General characteristics
- Type: Ship of the line
- Displacement: 2,950 tonneaux
- Tons burthen: 1,500 port tonneaux
- Length: 55.6 m (182 ft 5 in)
- Beam: 14.3 m (46 ft 11 in)
- Draught: 6.8 m (22 ft 4 in)
- Propulsion: Sail
- Armament: 74 guns:; 28 36-pounder long guns; 30 18-pounder long guns; 16 8-pounder long guns;
- Armour: Timber

= Magnanime-class ship of the line =

The Magnanime class was a class of two 74-gun ships of the line built for France in the late 1770s.

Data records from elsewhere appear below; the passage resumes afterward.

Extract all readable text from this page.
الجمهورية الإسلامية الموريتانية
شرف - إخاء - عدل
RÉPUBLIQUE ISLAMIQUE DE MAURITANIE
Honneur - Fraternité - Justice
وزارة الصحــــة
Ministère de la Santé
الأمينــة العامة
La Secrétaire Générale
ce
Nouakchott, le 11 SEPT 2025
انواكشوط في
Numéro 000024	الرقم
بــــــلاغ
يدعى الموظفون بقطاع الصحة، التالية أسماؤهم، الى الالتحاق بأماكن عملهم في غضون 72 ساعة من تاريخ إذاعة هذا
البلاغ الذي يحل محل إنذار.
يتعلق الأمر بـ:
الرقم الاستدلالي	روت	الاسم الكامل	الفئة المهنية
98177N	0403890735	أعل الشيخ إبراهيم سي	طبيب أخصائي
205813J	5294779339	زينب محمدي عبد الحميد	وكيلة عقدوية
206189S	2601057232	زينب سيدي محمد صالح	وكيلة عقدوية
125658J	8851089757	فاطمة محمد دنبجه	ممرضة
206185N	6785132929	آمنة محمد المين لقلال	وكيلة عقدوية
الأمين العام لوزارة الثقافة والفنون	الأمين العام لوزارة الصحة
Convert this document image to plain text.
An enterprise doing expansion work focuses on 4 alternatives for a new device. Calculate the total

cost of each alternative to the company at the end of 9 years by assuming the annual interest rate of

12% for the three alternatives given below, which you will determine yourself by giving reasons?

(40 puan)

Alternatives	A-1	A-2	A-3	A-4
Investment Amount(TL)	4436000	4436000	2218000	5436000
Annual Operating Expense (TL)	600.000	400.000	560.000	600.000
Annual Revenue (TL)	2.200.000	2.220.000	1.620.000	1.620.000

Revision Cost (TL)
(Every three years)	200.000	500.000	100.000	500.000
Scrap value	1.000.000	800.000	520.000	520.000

They were designed by Jean-Denis Chevillard, and both were constructed at Rochefort Dockyard.

- Magnanime
Builder: Rochefort Dockyard
Ordered: 1778
Begun: October 1778
Launched: 27 August 1779
Completed: December 1779
Fate: Decommissioned in 1792 at Brest, broken up in 1793

- Illustre
Builder: Rochefort Dockyard
Ordered: 1778 or 1779
Begun: August 1779
Launched: 23 February 1781
Completed: March 1781
Fate: Renamed Mucius Scévola in January 1791, shortened to Scévola in February 1791, and cut down (raséed) to a 50-gun "heavy" frigate between August 1793 and February 1794. Wrecked in a storm on 16 December 1796 during the attempted invasion of Ireland.